On the floor of the Senate, Senator Chuck Grassley (R-Iowa), called today's vote a "power grab" and vowed, "there will come a day when the rules are reversed."
One of the three Democrats who abstained, Carl Levin from Michigan, said, "Today, we are once again moving down a destructive path."
Consequently, the media's reaction has been to capitalize on the unprecedented vote with hyperbolic headlines, sidestepping the important discussion on what should be done to reform the filibuster into an apocalyptic doomsday story.Credit: Huffington Post
The Huffington Post went so far as to post a picture of a nuclear bomb exploding with a headline 'Senate Detonation: Reid Nukes Filibuster.' Breitbart went with 'Nuclear: Reid, Democrats Destroy Filibuster, 52-48' also with a picture of a nuclear explosion.
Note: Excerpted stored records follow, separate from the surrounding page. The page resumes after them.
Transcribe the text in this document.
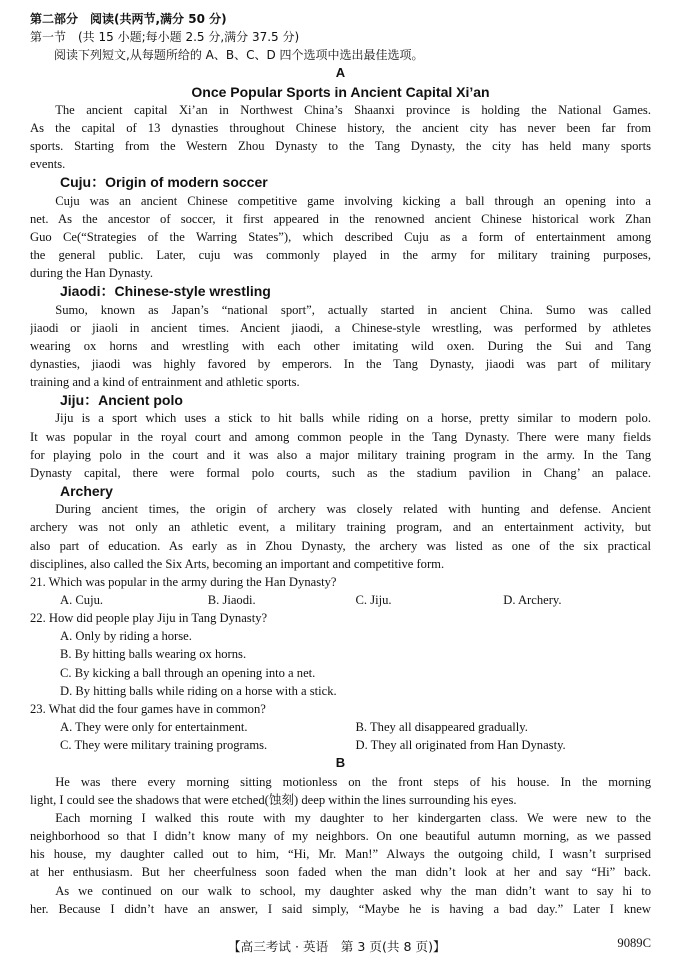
第二部分　阅读(共两节,满分 50 分)
第一节　(共 15 小题;每小题 2.5 分,满分 37.5 分)
阅读下列短文,从每题所给的 A、B、C、D 四个选项中选出最佳选项。
A
Once Popular Sports in Ancient Capital Xi’an
The ancient capital Xi’an in Northwest China’s Shaanxi province is holding the National Games.
As the capital of 13 dynasties throughout Chinese history, the ancient city has never been far from
sports. Starting from the Western Zhou Dynasty to the Tang Dynasty, the city has held many sports
events.
Cuju：Origin of modern soccer
Cuju was an ancient Chinese competitive game involving kicking a ball through an opening into a
net. As the ancestor of soccer, it first appeared in the renowned ancient Chinese historical work Zhan
Guo Ce(“Strategies of the Warring States”), which described Cuju as a form of entertainment among
the general public. Later, cuju was commonly played in the army for military training purposes,
during the Han Dynasty.
Jiaodi：Chinese-style wrestling
Sumo, known as Japan’s “national sport”, actually started in ancient China. Sumo was called
jiaodi or jiaoli in ancient times. Ancient jiaodi, a Chinese-style wrestling, was performed by athletes
wearing ox horns and wrestling with each other imitating wild oxen. During the Sui and Tang
dynasties, jiaodi was highly favored by emperors. In the Tang Dynasty, jiaodi was part of military
training and a kind of entrainment and athletic sports.
Jiju：Ancient polo
Jiju is a sport which uses a stick to hit balls while riding on a horse, pretty similar to modern polo.
It was popular in the royal court and among common people in the Tang Dynasty. There were many fields
for playing polo in the court and it was also a major military training program in the army. In the Tang
Dynasty capital, there were formal polo courts, such as the stadium pavilion in Chang’ an palace.
Archery
During ancient times, the origin of archery was closely related with hunting and defense. Ancient
archery was not only an athletic event, a military training program, and an entertainment activity, but
also part of education. As early as in Zhou Dynasty, the archery was listed as one of the six practical
disciplines, also called the Six Arts, becoming an important and competitive form.
21. Which was popular in the army during the Han Dynasty?
A. Cuju.	B. Jiaodi.	C. Jiju.	D. Archery.
22. How did people play Jiju in Tang Dynasty?
A. Only by riding a horse.
B. By hitting balls wearing ox horns.
C. By kicking a ball through an opening into a net.
D. By hitting balls while riding on a horse with a stick.
23. What did the four games have in common?
A. They were only for entertainment.	B. They all disappeared gradually.
C. They were military training programs.	D. They all originated from Han Dynasty.
B
He was there every morning sitting motionless on the front steps of his house. In the morning
light, I could see the shadows that were etched(蚀刻) deep within the lines surrounding his eyes.
Each morning I walked this route with my daughter to her kindergarten class. We were new to the
neighborhood so that I didn’t know many of my neighbors. On one beautiful autumn morning, as we passed
his house, my daughter called out to him, “Hi, Mr. Man!” Always the outgoing child, I wasn’t surprised
at her enthusiasm. But her cheerfulness soon faded when the man didn’t look at her and say “Hi” back.
As we continued on our walk to school, my daughter asked why the man didn’t want to say hi to
her. Because I didn’t have an answer, I said simply, “Maybe he is having a bad day.” Later I knew
【高三考试 · 英语　第 3 页(共 8 页)】	9089C
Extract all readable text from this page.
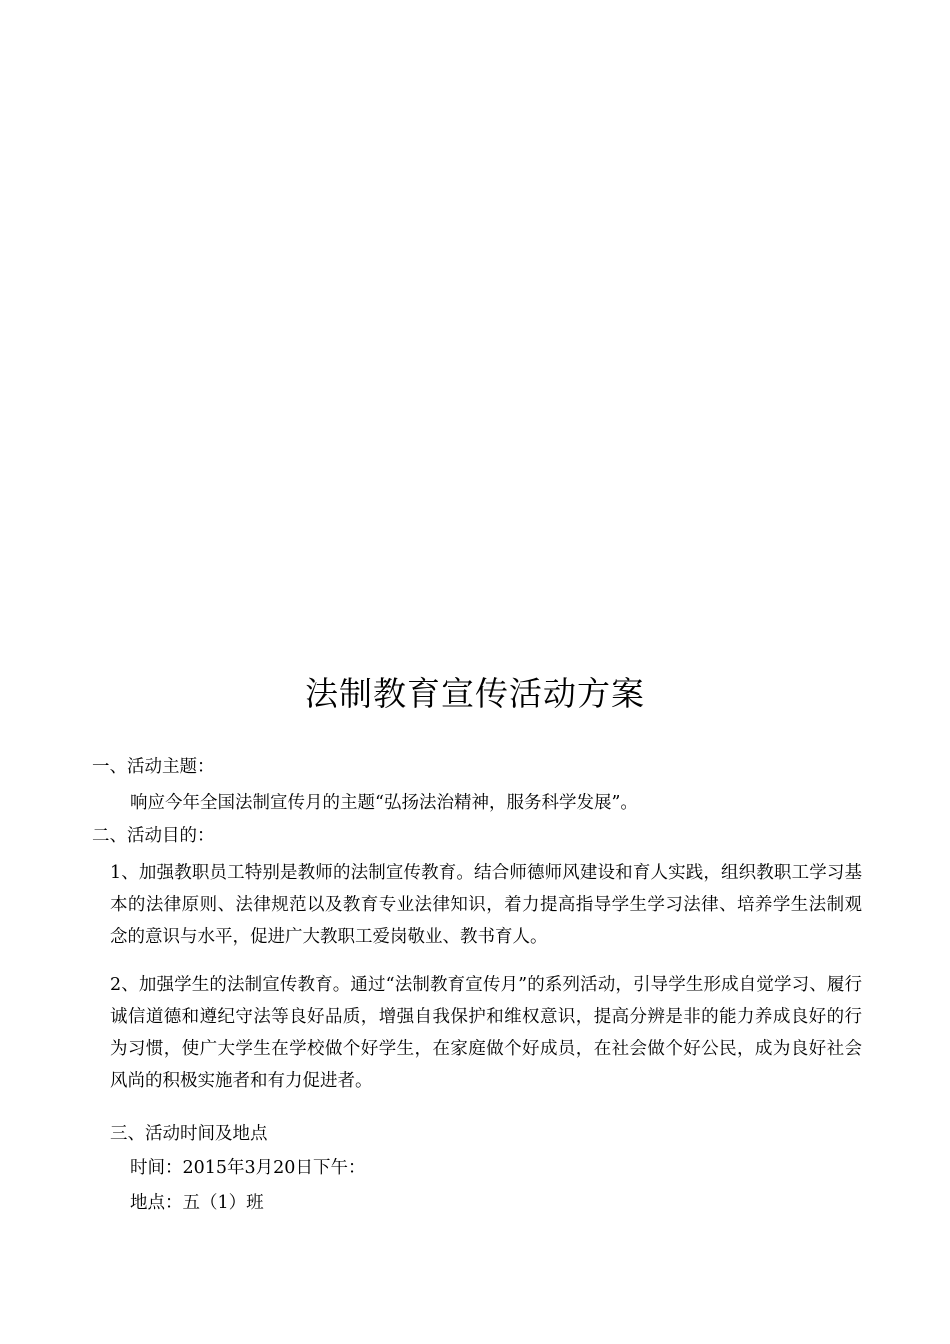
法制教育宣传活动方案
一、活动主题：
响应今年全国法制宣传月的主题“弘扬法治精神，服务科学发展”。
二、活动目的：
1、加强教职员工特别是教师的法制宣传教育。结合师德师风建设和育人实践，组织教职工学习基本的法律原则、法律规范以及教育专业法律知识，着力提高指导学生学习法律、培养学生法制观念的意识与水平，促进广大教职工爱岗敬业、教书育人。
2、加强学生的法制宣传教育。通过“法制教育宣传月”的系列活动，引导学生形成自觉学习、履行诚信道德和遵纪守法等良好品质，增强自我保护和维权意识，提高分辨是非的能力养成良好的行为习惯，使广大学生在学校做个好学生，在家庭做个好成员，在社会做个好公民，成为良好社会风尚的积极实施者和有力促进者。
三、活动时间及地点
时间：2015年3月20日下午：
地点：五（1）班
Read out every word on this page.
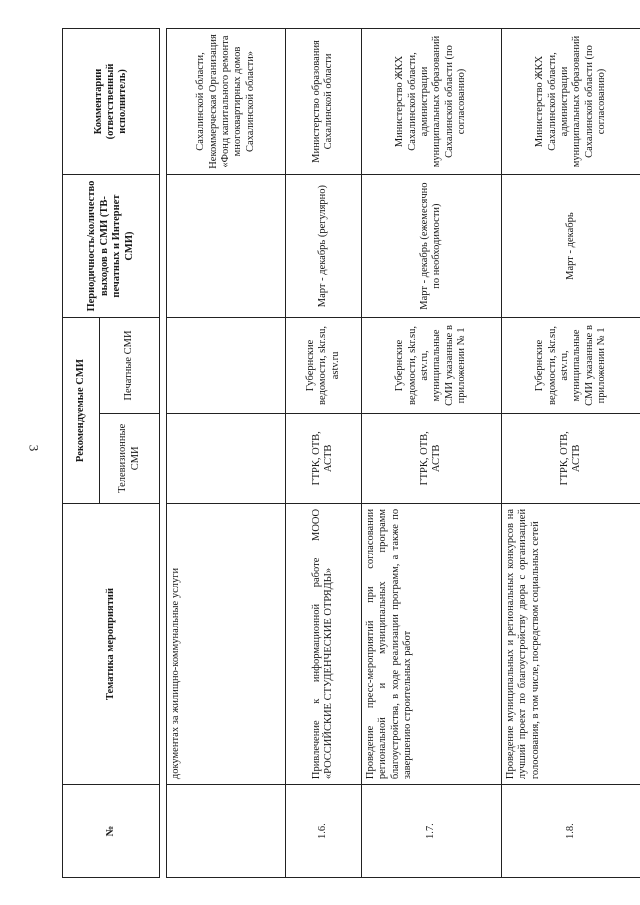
3
№	Тематика мероприятий	Рекомендуемые СМИ		Периодичность/количество выходов в СМИ (ТВ-печатных и Интернет СМИ)	Комментарии (ответственный исполнитель)
		Телевизионные СМИ	Печатные СМИ		

	документах за жилищно-коммунальные услуги				Сахалинской области, Некоммерческая Организация «Фонд капитального ремонта многоквартирных домов Сахалинской области»
1.6.	Привлечение к информационной работе МООО «РОССИЙСКИЕ СТУДЕНЧЕСКИЕ ОТРЯДЫ»	ГТРК, ОТВ, АСТВ	Губернские ведомости, skr.su, astv.ru	Март - декабрь (регулярно)	Министерство образования Сахалинской области
1.7.	Проведение пресс-мероприятий при согласовании региональной и муниципальных программ благоустройства, в ходе реализации программ, а также по завершению строительных работ	ГТРК, ОТВ, АСТВ	Губернские ведомости, skr.su, astv.ru, муниципальные СМИ указанные в приложении № 1	Март - декабрь (ежемесячно по необходимости)	Министерство ЖКХ Сахалинской области, администрации муниципальных образований Сахалинской области (по согласованию)
1.8.	Проведение муниципальных и региональных конкурсов на лучший проект по благоустройству двора с организацией голосования, в том числе, посредством социальных сетей	ГТРК, ОТВ, АСТВ	Губернские ведомости, skr.su, astv.ru, муниципальные СМИ указанные в приложении № 1	Март - декабрь	Министерство ЖКХ Сахалинской области, администрации муниципальных образований Сахалинской области (по согласованию)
Much like the government shutdown, blame for the rules change will fall on partisan lines. Senate Democrats are arguing that the Senate Republicans brought the change on themselves for failing to "keep his word" as Senator Reid said. Conversely, the opposing side has argued that Senate Democrats are not respecting the minority's right to obstruct as guaranteed by law.
Although the vote should theoretically reduce the paralyzed state of the Legislative Branch, it is likely to have unintended consequences that will bleed over into other issues that confront Congress. At a time when the body is facing a 9 percent approval rating, another controversial vote on partisan lines can only serve to weaken the nation's quickly deteriorating confidence in Congress. Senator Mark Pryor (D-Arkansas) who also abstained in the vote, argued a similar point, "There's plenty of blame to go around... If one person blames the other side entirely, they're not being truthful."